El piloto chileno debió ser rescatado en helicóptero cuando ocupaba el tercer lugar de la décima etapa del Dakar
Es una sensación muy, muy amarga. No se lo deseo a nadie, relató Tomás de Gavardo, quien rescató a su amigo. Tenían el sueño de completar juntos la exigente carrera.
El temido rally Dakar cobró su primera víctima nacional y, con la suerte del chileno, justo se trató de Ruy Barbosa, que hasta ahora era la gran revelación de la carrera. De acuerdo a los canales oficiales, alrededor del kilómetro 307 de la décima etapa, que consta de 540 km, el corredor de 26 años sufrió una fuerte caída que, además de dejarle la moto para la historia, le significó una luxación del hombro derecho. Con ese diagnóstico no había mucho más que hacer y el «Ruy chico» debió poner fin a su travesía que pintaba para histórica.
La tragedia en el desierto de Arabia Saudita, para peor, se escribió cuando quedaban pocos minutos para completar la prueba que unía el campamento base con la ciudad de Bisha. El ex campeón juvenil de enduro cayó sobre un foso de arena suelta, que lo arrojó lejos. Quizás más que la lesión, que obligó a sacarlo en helicóptero del lugar, a Barbosa le dolió tener que decirle adiós a un Dakar donde marchaba en el tercer puesto de la serie Rally 2, convirtiéndose hasta ese minuto en el mejor debutante chileno en la historia de la competencia motor más extrema del mundo.

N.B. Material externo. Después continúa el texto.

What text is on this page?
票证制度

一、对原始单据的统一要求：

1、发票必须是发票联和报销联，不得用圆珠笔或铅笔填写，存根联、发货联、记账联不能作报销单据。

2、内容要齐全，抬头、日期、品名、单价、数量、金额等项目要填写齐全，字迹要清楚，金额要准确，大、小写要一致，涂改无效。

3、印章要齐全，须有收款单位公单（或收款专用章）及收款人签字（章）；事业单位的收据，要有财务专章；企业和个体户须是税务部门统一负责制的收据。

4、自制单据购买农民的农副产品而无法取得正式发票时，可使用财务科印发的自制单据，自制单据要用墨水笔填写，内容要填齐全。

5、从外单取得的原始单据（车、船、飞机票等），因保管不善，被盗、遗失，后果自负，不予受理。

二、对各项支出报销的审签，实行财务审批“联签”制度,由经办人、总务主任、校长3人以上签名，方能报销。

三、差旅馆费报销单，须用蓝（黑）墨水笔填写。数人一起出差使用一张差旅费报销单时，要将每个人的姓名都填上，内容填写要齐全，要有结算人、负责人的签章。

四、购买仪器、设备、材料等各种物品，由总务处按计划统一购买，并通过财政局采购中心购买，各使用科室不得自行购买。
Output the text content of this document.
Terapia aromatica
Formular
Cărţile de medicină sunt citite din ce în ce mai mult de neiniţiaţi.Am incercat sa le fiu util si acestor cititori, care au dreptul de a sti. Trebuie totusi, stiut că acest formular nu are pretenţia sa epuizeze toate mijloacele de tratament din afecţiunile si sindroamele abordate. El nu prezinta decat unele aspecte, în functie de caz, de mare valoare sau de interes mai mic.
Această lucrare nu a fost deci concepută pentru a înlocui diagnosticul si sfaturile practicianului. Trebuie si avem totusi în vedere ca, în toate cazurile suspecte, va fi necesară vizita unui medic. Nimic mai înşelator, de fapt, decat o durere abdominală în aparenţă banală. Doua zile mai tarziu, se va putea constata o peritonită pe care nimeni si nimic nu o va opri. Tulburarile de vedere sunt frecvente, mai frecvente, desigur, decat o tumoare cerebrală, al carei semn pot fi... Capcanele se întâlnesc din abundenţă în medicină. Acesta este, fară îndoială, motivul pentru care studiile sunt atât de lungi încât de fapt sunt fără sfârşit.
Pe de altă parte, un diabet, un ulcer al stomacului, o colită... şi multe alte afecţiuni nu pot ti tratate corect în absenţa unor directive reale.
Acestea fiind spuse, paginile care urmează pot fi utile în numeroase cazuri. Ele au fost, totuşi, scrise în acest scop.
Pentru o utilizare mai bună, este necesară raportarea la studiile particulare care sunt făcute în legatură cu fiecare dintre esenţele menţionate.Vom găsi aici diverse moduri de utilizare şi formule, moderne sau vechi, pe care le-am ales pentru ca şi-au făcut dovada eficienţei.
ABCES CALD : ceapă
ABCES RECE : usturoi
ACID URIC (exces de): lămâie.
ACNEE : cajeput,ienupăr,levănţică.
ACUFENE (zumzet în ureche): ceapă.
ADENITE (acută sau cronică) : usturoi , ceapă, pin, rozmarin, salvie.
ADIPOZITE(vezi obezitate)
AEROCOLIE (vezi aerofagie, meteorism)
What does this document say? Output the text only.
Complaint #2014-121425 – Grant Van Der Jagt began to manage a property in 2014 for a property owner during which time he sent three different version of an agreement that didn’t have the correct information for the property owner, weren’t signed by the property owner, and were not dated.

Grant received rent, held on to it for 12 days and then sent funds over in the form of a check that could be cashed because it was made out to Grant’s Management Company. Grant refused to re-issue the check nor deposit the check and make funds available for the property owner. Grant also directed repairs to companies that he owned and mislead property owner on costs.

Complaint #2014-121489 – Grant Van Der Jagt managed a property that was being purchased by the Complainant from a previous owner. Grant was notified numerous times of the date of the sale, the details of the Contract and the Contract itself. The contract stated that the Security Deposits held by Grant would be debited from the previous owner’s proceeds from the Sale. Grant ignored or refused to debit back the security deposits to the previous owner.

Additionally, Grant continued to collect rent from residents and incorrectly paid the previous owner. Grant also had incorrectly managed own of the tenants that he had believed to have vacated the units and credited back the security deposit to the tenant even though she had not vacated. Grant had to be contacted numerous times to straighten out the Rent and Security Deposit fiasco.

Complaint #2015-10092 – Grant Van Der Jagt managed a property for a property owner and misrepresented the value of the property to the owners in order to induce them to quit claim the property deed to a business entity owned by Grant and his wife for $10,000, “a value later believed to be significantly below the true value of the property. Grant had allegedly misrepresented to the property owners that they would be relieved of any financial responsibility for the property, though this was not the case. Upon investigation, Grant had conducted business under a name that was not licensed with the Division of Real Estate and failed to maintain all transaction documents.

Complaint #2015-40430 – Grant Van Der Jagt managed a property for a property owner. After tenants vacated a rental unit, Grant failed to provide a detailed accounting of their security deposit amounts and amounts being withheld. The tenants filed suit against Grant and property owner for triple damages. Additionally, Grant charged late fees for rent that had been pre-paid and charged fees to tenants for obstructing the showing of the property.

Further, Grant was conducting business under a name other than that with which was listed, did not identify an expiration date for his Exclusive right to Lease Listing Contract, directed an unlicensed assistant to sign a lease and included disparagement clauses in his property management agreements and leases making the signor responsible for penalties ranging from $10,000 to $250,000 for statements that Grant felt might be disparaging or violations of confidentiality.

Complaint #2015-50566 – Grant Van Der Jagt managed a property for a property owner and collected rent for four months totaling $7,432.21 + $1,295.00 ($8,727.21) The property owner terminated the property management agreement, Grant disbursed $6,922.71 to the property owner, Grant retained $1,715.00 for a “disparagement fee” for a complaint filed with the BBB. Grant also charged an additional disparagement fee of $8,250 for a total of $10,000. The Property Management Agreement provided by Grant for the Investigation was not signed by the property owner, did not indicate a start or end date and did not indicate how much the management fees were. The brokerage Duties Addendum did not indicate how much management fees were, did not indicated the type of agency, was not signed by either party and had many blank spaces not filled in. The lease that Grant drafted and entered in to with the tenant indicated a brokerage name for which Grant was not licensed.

Después de irse a tierra uno de los primeros en socorrer a Ruy Barbosa fue su amigo Tomás de Gavardo, que relató con espanto la escena que presenció. «Fue de las cosas más difíciles que me ha tocado en mi carrera deportiva o en mi vida, tener que poner a mi amigo Rui adentro del helicóptero fue horrible. Pillarlo ahí… cuando faltaba muy poquito para la meta, unos 50 kilómetros», relató De Gavardo, hijo del Cóndor de Huelquén, que debido al accidente de su partner de mil batallas se convirtió en el único chileno que sigue en carrera en la categoría de motos de esta dura edición dakariana.
«Por suerte está bien, está estable, pero es una sensación muy, muy amarga, la verdad. No se lo deseo a nadie. Nuestro sueño era llegar juntos a la meta y que termine así para él es doloroso», agregó Tomás, que sigue en competencia con la rodilla derecha para la miseria, esforzándose para completar la prueba que concluye este sábado 17 de enero.
Luego de ser rescatado, Barbosa fue llevado a la enfermería y a la espera del parte médico definitivo compartió las difíciles sensaciones que se apoderaron de su corazón a tan poco de alcanzar la meta en este primer Dakar que corría en su vida. «Lamentablemente mi Dakar se terminó en la etapa 10 a 50 kilómetros de la meta», escribió en su cuenta de Instagram (@ruybarbosamotos, 46 mil seguidores). «Gracias a Dios estoy vivo y sano. Gracias a Martim Ventura, Edgar Canet y Tomás de Gavardo por haberme asistido», agregó consciente de que tal vez sin la ayuda de sus amigos otro gallo hubiera cantado.
«Hoy iba todo muy bien hasta que pasó esto. Estoy con mucha pena pero hice un tremendo trabajo. Gracias, Dios», concluyó el piloto nacional, que animado por Francisco «Chaleco» López se embarcó en el primer Dakar de su carrera y cuya meta era llegar entre los 20 mejores.